According to reports, the digital infrastructure has been operating without maintenance since the end of May this year, after the government failed to renew its agreement with KPMG. The system, despite being crucial for the economy, was left in the hands of officials who lacked adequate technical knowledge or a clear strategy for sustainability.

Sources allege that senior officials may have intentionally let the system collapse to revert to manual, paper-based processes, which would enable corrupt practices. Others suggest a motive to award the maintenance contract to a different company.

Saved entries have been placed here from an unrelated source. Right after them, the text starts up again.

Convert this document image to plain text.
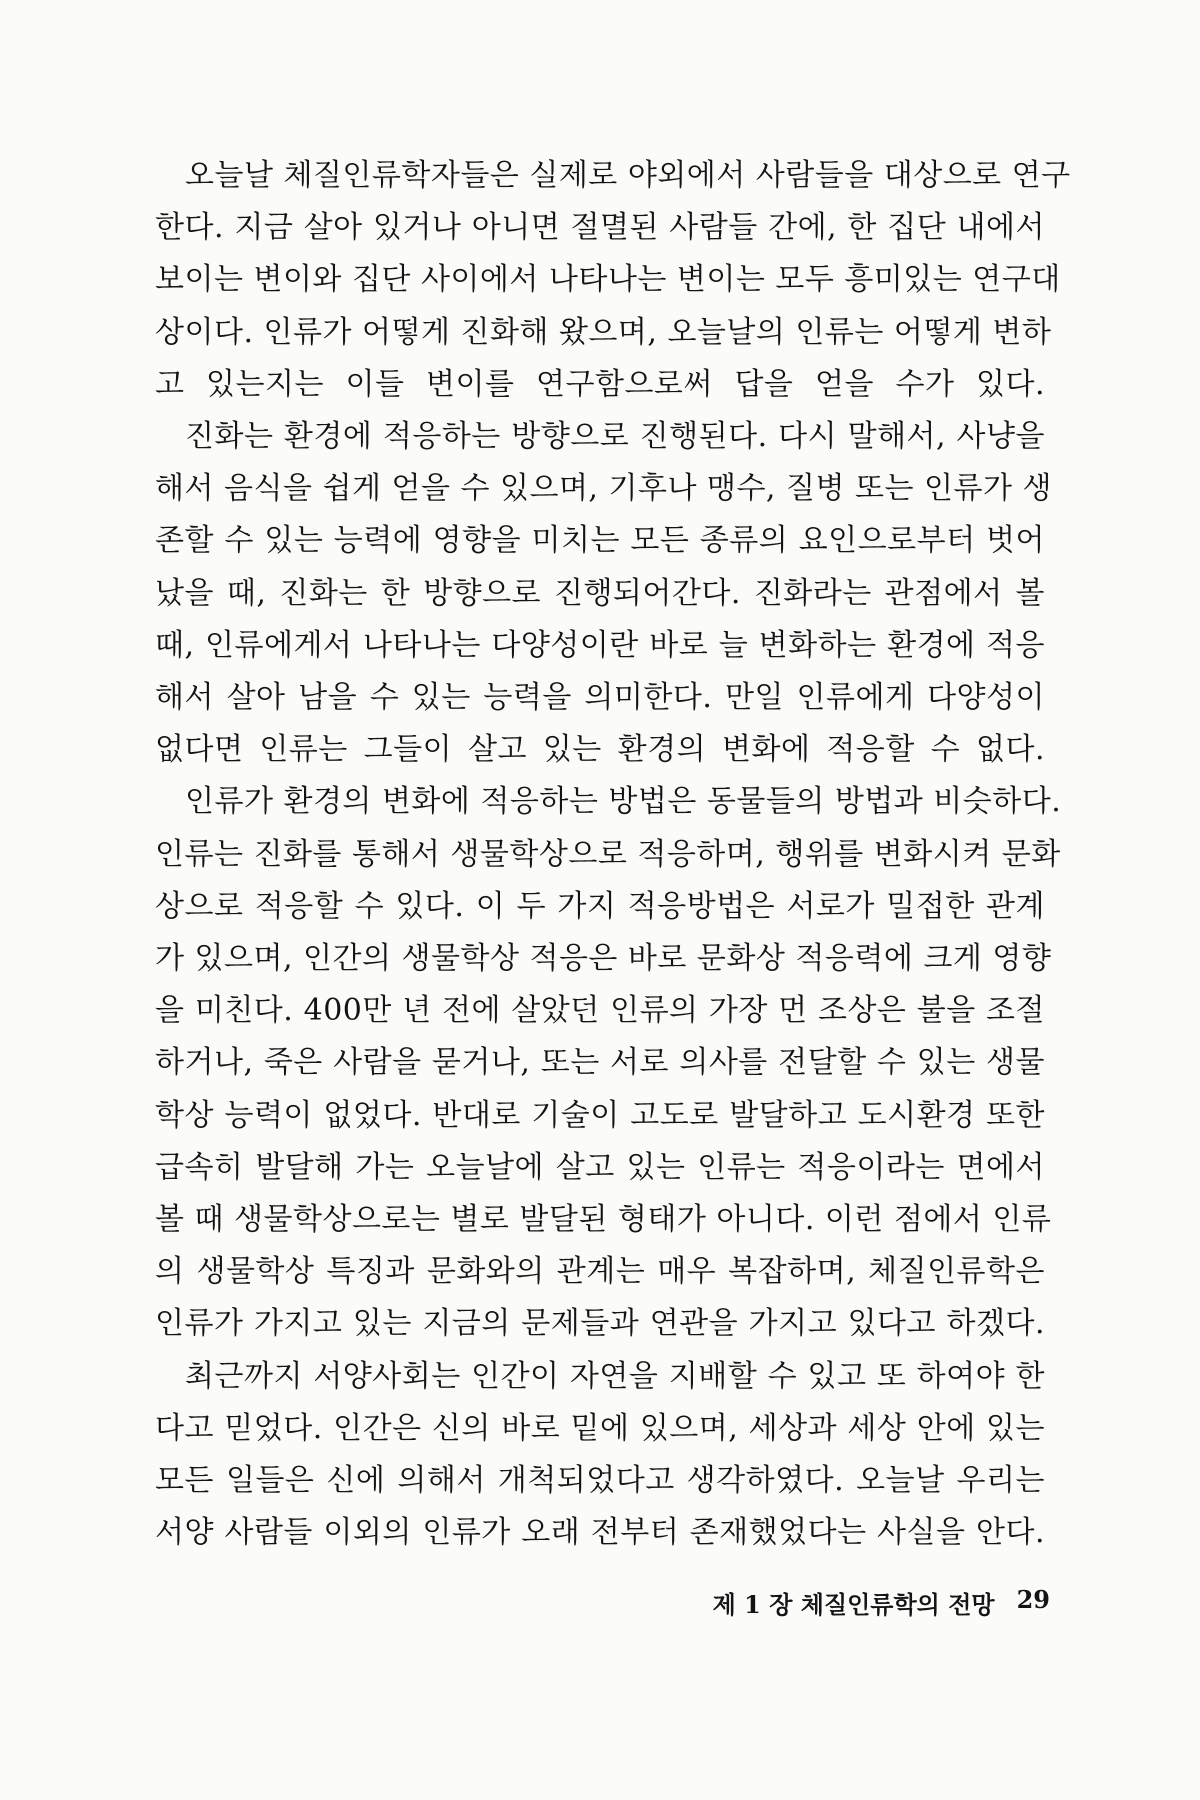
오늘날 체질인류학자들은 실제로 야외에서 사람들을 대상으로 연구
한다. 지금 살아 있거나 아니면 절멸된 사람들 간에, 한 집단 내에서
보이는 변이와 집단 사이에서 나타나는 변이는 모두 흥미있는 연구대
상이다. 인류가 어떻게 진화해 왔으며, 오늘날의 인류는 어떻게 변하
고 있는지는 이들 변이를 연구함으로써 답을 얻을 수가 있다.
진화는 환경에 적응하는 방향으로 진행된다. 다시 말해서, 사냥을
해서 음식을 쉽게 얻을 수 있으며, 기후나 맹수, 질병 또는 인류가 생
존할 수 있는 능력에 영향을 미치는 모든 종류의 요인으로부터 벗어
났을 때, 진화는 한 방향으로 진행되어간다. 진화라는 관점에서 볼
때, 인류에게서 나타나는 다양성이란 바로 늘 변화하는 환경에 적응
해서 살아 남을 수 있는 능력을 의미한다. 만일 인류에게 다양성이
없다면 인류는 그들이 살고 있는 환경의 변화에 적응할 수 없다.
인류가 환경의 변화에 적응하는 방법은 동물들의 방법과 비슷하다.
인류는 진화를 통해서 생물학상으로 적응하며, 행위를 변화시켜 문화
상으로 적응할 수 있다. 이 두 가지 적응방법은 서로가 밀접한 관계
가 있으며, 인간의 생물학상 적응은 바로 문화상 적응력에 크게 영향
을 미친다. 400만 년 전에 살았던 인류의 가장 먼 조상은 불을 조절
하거나, 죽은 사람을 묻거나, 또는 서로 의사를 전달할 수 있는 생물
학상 능력이 없었다. 반대로 기술이 고도로 발달하고 도시환경 또한
급속히 발달해 가는 오늘날에 살고 있는 인류는 적응이라는 면에서
볼 때 생물학상으로는 별로 발달된 형태가 아니다. 이런 점에서 인류
의 생물학상 특징과 문화와의 관계는 매우 복잡하며, 체질인류학은
인류가 가지고 있는 지금의 문제들과 연관을 가지고 있다고 하겠다.
최근까지 서양사회는 인간이 자연을 지배할 수 있고 또 하여야 한
다고 믿었다. 인간은 신의 바로 밑에 있으며, 세상과 세상 안에 있는
모든 일들은 신에 의해서 개척되었다고 생각하였다. 오늘날 우리는
서양 사람들 이외의 인류가 오래 전부터 존재했었다는 사실을 안다.
제 1 장 체질인류학의 전망 29
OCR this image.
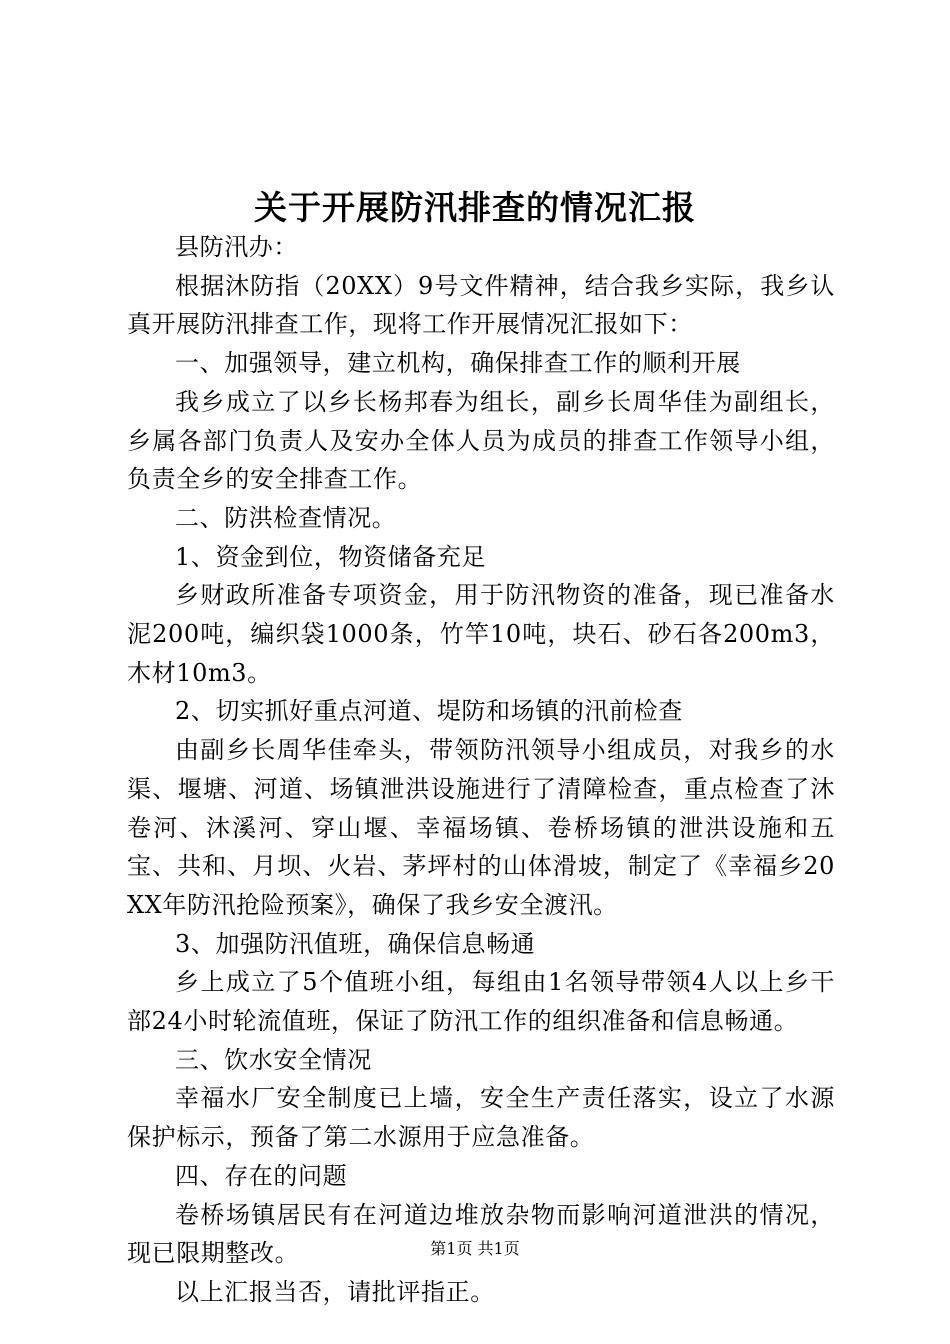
关于开展防汛排查的情况汇报

县防汛办：

根据沐防指（20XX）9号文件精神，结合我乡实际，我乡认真开展防汛排查工作，现将工作开展情况汇报如下：

一、加强领导，建立机构，确保排查工作的顺利开展

我乡成立了以乡长杨邦春为组长，副乡长周华佳为副组长，乡属各部门负责人及安办全体人员为成员的排查工作领导小组，负责全乡的安全排查工作。

二、防洪检查情况。

1、资金到位，物资储备充足

乡财政所准备专项资金，用于防汛物资的准备，现已准备水泥200吨，编织袋1000条，竹竿10吨，块石、砂石各200m3，木材10m3。

2、切实抓好重点河道、堤防和场镇的汛前检查

由副乡长周华佳牵头，带领防汛领导小组成员，对我乡的水渠、堰塘、河道、场镇泄洪设施进行了清障检查，重点检查了沐卷河、沐溪河、穿山堰、幸福场镇、卷桥场镇的泄洪设施和五宝、共和、月坝、火岩、茅坪村的山体滑坡，制定了《幸福乡20XX年防汛抢险预案》，确保了我乡安全渡汛。

3、加强防汛值班，确保信息畅通

乡上成立了5个值班小组，每组由1名领导带领4人以上乡干部24小时轮流值班，保证了防汛工作的组织准备和信息畅通。

三、饮水安全情况

幸福水厂安全制度已上墙，安全生产责任落实，设立了水源保护标示，预备了第二水源用于应急准备。

四、存在的问题

卷桥场镇居民有在河道边堆放杂物而影响河道泄洪的情况，现已限期整改。

以上汇报当否，请批评指正。

第1页 共1页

The Company Registrar’s Department, which falls under the Ministry of Trade, Commerce, Food Security, and Cooperative Development, handles company incorporations, issuing of vital records, director changes, and tender registrations functions vital to business and government operations. Its daily losses from the outage are estimated at LKR 7–8 million.

What began as a model of transparency and efficiency is now facing accusations of gross mismanagement and sabotage. Observers point out that while technical failures and human errors are inevitable, the failure to maintain such a mission-critical system and the lack of preparedness to recover raises serious questions about accountability.

At a time when the government is promoting its vision of a digitally transformed Sri Lanka, the collapse of one of its flagship digital services threatens not just the credibility of the Company Registrar’s Department but also casts doubt on the broader digitalization agenda.

As of now, the department remains inoperative, and stakeholders are left wondering: where is the digital transformation headed, and who will take responsibility for ensuring its success, or its failure?